Sen. Joe Manchin (D-W.Va.), the only Democrat to vote against McCarthy, also said he has concerns the EPA would “regulate the coal industry out of existence.”
“I voted against Gina McCarthy to be the next Administrator of the EPA, but my fight is not with her,” Manchin said in a statement following the vote. “My fight is with President Obama and the EPA.”
However, McCarthy has won a reputation for working with industry even as she has overseen some of EPA's most significant air pollution regulations.
In addition, some Republicans said her history of working for Republicans, including former Massachusetts governor and presidential candidate Mitt Romney, helped win them over.
“I don't think it's likely that we're likely to get another nominee by President Obama with better Republican credentials,” Sen. Lamar Alexander (R-Tenn.) told reporters prior to the final vote.
Earlier in the day, the Senate voted 69-31 to limit debate on the nomination, with 16 Republicans also voting to invoke cloture.
“Gina has a keen understanding of the challenges facing our industry, and we have had a long and constructive relationship,” the Edison Electric Institute, a utility group, said in a statement. “We will continue to work with her and her team to ensure that EPA considers the environmental benefits, as well as the energy and economic impacts--particularly on customers--of each rulemaking that affects our industry.”
Still, McCarthy faced a 135-day wait after she was nominated, the longest in history, according to the Center for American Progress.
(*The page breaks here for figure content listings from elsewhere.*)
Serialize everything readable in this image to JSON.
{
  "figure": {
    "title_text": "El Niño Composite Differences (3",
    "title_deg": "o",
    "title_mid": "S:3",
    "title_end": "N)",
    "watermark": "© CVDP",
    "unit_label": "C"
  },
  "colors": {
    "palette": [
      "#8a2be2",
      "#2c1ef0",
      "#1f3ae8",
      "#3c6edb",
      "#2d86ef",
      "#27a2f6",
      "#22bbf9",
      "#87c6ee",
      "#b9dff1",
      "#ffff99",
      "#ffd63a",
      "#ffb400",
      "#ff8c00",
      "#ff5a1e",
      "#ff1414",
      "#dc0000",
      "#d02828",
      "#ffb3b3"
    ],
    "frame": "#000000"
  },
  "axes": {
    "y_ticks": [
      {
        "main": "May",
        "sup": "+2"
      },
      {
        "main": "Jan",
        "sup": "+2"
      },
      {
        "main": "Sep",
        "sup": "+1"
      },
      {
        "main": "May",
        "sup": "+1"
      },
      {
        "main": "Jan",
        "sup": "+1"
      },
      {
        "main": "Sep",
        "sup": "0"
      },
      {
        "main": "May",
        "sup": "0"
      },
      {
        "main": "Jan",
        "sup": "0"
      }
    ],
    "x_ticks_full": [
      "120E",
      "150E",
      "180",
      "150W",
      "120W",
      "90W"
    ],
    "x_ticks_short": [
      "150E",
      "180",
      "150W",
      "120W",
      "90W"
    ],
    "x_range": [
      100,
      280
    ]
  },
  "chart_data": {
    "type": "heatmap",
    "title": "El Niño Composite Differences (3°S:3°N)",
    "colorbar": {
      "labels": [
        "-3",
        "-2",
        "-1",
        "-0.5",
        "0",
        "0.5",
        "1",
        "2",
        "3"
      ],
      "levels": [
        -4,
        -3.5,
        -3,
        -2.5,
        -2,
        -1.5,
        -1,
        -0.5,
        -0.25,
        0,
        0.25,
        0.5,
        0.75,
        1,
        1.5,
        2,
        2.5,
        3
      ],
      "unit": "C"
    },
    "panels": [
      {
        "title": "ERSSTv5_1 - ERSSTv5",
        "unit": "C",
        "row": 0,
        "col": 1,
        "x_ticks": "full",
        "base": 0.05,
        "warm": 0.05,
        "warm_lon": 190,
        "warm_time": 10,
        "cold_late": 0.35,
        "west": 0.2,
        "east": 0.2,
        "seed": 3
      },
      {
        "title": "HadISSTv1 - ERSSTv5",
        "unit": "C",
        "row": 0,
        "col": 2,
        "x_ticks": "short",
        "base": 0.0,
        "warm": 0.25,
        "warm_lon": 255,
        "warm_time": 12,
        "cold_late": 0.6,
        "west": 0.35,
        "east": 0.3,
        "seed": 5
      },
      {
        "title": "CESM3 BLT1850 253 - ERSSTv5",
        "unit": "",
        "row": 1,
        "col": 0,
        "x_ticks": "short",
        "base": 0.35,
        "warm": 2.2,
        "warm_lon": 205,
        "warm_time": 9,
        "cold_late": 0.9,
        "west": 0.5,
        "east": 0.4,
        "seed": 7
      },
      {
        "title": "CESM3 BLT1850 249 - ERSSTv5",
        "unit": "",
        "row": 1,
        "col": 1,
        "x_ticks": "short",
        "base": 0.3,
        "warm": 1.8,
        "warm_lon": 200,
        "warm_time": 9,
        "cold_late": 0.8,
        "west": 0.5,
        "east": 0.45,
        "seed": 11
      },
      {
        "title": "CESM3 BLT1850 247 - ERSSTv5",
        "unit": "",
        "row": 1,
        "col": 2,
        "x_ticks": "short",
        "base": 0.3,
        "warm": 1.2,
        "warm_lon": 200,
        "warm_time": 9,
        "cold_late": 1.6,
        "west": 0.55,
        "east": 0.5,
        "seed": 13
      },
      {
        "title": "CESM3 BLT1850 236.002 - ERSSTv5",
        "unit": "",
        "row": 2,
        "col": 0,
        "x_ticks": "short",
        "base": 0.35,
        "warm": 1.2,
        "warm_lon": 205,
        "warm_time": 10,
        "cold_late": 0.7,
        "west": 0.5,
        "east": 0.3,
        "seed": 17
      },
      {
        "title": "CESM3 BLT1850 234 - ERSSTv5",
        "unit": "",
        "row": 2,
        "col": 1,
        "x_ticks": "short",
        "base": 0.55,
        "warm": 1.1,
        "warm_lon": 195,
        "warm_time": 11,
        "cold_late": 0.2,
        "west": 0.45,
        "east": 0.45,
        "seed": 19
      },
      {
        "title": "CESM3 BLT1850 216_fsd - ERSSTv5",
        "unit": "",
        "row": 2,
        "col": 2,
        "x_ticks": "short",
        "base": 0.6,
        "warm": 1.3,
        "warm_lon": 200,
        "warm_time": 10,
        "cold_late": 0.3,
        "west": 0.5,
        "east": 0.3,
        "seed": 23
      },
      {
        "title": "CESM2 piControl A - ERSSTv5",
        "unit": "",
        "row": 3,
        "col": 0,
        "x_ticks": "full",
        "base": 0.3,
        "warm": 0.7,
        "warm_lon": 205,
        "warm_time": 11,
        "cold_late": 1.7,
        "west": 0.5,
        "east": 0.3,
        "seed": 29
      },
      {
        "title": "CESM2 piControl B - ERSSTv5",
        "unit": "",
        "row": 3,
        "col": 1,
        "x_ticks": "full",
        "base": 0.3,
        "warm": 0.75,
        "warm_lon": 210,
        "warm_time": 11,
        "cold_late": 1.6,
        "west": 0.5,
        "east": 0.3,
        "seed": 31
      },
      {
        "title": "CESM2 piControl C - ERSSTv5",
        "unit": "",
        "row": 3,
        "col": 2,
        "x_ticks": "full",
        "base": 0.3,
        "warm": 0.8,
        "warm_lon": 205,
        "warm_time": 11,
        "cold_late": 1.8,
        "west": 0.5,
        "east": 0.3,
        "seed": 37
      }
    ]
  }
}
She faced plenty of Republican opposition, including a Republican boycott during her confirmation hearing and a request for written responses to more than 1,000 questions.
The Senate Environment and Public Works Committee approved her nomination on a 10-8 vote in May (96 DEN A-1, 5/17/13).
One breakthrough for McCarthy came after Vitter, who serves as the committee's top Republican, announced he would not filibuster her nomination once EPA agreed to what he said were “huge, significant steps” related to agency transparency.
Specifically, Vitter said the agency agreed to retrain employees and issue guidance on proper record maintenance and use of personal email in conducting agency business following the completion of an audit by the inspector general, among other measures (132 DEN A-1, 7/10/13).
“The Senate has, finally, confirmed one of the most qualified, capable, and collaborative leaders ever to head the Environmental Protection Agency,” Natural Resources Defense Council President Frances Beinecke said in a statement. “Now, Gina McCarthy's work begins.”